A viagem havia sido cinco vezes mais tranquila do que eu havia esperado.

Claro, eu mal havia dormido por duas semanas. Estava tão cansada que eu sinceramente sentia que podia desmaiar a qualquer segundo.

Era difícil controlar o mar em plena viagem.

As treze fizeram algumas reuniões a bordo. Eram mais gerais e perguntando coisas sobre o Mundo Demônio, além de anotando tudo que sabiam sobre o Projeto Eve.

Daayene deu informações sobre os profetas, Sofie sobre os feiticeiros… E o resto das meninas sobre os vampiros e lobisomens. Agora elas precisavam de alguém da Rebelião.

Quando chegaram perto do Reino Demônio, senti meu coração quase parar de bater.

As terras escuras me davam um senso de nostalgia quase obscura.

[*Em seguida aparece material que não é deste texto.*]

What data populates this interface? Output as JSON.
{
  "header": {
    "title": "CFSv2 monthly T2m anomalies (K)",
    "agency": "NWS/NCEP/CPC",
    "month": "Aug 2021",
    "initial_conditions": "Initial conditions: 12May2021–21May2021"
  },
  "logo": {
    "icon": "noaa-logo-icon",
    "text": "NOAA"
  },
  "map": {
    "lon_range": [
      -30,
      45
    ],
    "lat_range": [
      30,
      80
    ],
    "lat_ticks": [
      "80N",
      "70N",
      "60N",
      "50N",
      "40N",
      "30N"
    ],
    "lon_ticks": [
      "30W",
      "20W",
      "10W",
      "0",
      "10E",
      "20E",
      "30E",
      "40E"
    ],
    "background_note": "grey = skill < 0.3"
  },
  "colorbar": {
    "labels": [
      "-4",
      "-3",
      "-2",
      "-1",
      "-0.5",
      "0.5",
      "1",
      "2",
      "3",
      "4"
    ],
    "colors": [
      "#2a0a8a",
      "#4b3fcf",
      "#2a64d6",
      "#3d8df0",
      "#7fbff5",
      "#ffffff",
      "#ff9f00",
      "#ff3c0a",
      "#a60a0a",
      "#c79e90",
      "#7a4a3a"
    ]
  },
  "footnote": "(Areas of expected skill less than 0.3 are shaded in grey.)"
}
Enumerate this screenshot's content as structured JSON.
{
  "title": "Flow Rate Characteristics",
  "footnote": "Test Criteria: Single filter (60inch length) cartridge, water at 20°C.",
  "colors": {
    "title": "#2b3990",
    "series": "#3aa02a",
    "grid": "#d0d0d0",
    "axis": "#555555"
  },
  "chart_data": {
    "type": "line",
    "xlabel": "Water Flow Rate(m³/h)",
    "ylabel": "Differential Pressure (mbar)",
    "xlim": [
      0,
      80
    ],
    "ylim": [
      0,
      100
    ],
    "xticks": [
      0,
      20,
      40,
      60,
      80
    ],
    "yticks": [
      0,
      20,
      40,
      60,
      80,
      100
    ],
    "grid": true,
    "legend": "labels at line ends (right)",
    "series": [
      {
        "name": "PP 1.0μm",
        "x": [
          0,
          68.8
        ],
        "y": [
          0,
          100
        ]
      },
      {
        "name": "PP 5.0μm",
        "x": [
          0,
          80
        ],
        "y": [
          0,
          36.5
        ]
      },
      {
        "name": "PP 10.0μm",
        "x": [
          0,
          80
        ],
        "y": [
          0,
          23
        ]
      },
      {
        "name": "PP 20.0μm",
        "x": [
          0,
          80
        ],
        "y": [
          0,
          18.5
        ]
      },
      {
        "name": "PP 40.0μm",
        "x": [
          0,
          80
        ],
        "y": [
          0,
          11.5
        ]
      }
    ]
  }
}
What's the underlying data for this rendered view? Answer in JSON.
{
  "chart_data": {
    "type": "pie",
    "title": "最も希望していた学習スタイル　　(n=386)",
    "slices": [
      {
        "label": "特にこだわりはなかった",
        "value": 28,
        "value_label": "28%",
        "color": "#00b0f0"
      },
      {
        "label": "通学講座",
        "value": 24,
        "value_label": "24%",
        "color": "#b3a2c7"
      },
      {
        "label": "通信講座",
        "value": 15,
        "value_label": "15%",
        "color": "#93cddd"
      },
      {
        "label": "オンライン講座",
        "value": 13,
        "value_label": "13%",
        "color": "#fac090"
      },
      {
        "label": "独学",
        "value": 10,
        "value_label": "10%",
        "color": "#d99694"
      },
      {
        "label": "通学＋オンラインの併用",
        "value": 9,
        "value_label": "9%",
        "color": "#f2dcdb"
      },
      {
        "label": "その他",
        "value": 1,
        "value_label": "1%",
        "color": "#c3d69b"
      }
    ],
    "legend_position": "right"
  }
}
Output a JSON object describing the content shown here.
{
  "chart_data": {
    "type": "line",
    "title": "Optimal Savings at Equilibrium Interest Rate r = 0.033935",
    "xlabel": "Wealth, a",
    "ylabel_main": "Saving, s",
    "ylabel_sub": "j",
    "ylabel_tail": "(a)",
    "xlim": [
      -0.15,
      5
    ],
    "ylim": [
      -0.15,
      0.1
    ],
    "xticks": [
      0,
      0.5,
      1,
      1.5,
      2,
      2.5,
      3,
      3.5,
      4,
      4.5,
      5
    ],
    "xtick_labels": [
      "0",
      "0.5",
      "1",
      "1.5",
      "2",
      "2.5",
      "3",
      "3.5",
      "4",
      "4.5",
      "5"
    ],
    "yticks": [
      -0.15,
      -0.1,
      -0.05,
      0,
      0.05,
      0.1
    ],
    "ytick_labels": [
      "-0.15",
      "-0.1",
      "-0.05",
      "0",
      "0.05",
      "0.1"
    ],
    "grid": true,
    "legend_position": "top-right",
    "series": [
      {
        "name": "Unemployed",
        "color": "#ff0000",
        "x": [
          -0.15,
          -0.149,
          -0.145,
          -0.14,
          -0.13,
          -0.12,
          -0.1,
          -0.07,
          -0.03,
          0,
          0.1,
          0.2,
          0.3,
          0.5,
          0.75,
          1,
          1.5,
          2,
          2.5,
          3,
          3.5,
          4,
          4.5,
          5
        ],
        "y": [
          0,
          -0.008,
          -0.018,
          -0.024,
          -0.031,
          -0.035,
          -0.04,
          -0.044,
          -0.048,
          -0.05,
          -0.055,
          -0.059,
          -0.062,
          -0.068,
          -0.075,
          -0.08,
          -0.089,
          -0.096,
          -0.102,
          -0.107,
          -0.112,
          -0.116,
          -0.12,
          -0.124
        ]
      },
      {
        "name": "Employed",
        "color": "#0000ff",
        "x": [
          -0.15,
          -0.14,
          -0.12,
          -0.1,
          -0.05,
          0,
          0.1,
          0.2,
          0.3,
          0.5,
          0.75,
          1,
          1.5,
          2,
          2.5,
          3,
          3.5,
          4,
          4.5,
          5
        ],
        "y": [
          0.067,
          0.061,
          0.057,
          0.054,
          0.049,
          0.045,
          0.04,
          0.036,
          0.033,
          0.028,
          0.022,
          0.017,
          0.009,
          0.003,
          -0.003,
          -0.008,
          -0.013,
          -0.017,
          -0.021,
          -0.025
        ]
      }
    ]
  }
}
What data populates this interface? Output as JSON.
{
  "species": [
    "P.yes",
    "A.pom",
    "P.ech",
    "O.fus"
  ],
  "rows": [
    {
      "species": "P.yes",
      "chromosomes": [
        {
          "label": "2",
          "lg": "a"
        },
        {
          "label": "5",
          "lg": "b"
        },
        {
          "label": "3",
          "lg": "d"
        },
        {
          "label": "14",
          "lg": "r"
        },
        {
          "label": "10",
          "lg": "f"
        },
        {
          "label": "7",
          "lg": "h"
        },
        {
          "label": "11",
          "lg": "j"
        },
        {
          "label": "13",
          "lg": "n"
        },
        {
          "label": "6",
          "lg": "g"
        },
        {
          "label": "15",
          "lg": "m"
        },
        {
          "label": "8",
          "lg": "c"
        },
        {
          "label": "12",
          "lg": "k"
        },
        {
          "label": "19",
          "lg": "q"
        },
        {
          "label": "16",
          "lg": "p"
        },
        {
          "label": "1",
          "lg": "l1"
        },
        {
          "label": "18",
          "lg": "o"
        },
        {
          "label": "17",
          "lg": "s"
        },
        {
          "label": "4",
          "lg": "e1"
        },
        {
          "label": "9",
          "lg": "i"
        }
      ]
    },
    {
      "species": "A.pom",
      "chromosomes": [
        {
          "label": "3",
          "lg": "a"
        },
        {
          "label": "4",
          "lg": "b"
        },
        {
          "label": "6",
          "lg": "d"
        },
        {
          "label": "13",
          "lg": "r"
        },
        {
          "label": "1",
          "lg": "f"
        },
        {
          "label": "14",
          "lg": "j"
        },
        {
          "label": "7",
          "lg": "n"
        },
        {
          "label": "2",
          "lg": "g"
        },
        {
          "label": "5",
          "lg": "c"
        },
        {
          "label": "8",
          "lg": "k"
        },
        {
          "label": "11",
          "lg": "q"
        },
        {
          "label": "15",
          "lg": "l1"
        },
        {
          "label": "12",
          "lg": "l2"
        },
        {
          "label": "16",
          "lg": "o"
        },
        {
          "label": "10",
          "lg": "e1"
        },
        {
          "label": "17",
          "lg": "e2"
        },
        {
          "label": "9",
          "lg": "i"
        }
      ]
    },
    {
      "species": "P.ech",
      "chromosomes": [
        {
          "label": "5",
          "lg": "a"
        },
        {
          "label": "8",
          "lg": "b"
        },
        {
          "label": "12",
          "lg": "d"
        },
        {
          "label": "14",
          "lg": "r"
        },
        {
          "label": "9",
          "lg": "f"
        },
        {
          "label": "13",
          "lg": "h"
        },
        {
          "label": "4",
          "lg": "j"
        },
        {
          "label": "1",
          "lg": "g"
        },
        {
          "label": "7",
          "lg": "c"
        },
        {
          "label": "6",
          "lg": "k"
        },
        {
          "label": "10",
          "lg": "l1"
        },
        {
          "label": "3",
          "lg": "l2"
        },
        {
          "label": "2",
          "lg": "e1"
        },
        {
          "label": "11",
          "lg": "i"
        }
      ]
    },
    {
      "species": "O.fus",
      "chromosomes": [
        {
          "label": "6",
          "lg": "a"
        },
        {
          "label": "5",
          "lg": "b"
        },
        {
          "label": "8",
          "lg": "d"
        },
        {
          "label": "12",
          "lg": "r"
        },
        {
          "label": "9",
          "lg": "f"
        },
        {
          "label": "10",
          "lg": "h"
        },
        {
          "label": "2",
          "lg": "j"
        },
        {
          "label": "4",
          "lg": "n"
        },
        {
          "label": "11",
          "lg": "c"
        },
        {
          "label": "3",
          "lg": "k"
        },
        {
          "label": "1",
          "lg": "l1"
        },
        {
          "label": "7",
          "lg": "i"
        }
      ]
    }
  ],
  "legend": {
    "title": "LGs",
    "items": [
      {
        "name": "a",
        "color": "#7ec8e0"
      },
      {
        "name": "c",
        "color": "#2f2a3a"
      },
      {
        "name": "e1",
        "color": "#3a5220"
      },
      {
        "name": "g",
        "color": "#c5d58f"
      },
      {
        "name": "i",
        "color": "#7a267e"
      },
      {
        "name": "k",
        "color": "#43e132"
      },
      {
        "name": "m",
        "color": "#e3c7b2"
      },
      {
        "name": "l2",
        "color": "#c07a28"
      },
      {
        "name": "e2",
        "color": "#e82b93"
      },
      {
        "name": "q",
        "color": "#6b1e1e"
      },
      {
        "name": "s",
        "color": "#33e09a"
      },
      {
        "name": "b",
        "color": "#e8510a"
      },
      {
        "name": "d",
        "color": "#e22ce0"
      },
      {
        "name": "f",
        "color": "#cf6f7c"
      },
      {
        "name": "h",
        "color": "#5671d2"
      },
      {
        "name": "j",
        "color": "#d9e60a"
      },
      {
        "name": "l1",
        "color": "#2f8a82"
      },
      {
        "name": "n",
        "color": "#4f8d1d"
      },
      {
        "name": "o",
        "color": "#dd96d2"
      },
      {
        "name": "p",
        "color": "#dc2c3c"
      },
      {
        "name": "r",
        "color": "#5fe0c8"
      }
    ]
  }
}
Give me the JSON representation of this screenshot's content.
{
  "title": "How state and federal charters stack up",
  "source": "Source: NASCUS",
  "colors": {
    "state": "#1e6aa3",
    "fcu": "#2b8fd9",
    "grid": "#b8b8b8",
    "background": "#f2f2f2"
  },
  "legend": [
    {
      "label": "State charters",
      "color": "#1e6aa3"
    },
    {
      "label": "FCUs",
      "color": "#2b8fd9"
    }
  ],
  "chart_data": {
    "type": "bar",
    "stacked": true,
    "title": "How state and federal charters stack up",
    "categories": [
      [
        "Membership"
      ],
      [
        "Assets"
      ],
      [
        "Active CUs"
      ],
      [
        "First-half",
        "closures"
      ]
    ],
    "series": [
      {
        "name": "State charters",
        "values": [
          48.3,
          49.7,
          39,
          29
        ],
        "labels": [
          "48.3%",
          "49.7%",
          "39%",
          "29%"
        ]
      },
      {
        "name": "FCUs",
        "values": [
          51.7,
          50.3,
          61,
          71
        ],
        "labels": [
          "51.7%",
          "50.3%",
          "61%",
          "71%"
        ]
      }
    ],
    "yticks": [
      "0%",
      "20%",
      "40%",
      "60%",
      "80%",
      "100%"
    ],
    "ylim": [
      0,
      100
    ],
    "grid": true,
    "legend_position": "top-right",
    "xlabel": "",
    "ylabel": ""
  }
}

—Estamos chegando em casa.- Eliza se aproximou de mim.- Vou acordar as meninas.

O cabelo de Eliza estava num tom alaranjado bem fraco, e os olhos eram verdes. Sua pele estava mais pálida do que normalmente, mas ela ainda tinha um ar vivo desde o começo da viagem.

Ela desceu as escadas que levavam até a parte coberta do navio para acordar as Herbert e as Hudison.


Eu me concentrei e com os olhos fechados pude fazer com que o barco parasse.

Tentei ignorar o cansaço e a tristeza. Eram praticamente impossíveis de lidar.

Aquele lugar tinha o talento de trazer minha pior fase de melancolia.

E o fato de eu ter ficado duas semanas sem dormir e ter tido um término recente não ajudava em nada.


Cousie agiu rápido. Seus cabelos escuros estavam presos e seu arco e flecha era carregado numa bolsa nas costas. Ela correu até a terra firme e conseguiu prender a caravana no porto.

Eu fui a segunda a sair do barco, enquanto eu ouvia Eliza tentando animar as garotas para se levantarem debaixo dos meus pés.

Fiquei ao lado de Cousie.

—Casa.- Ela suspirou forma quase melancólica. Seus olhos castanhos claros passaram pelo castelo á nossa frente com uma tristeza sinistra.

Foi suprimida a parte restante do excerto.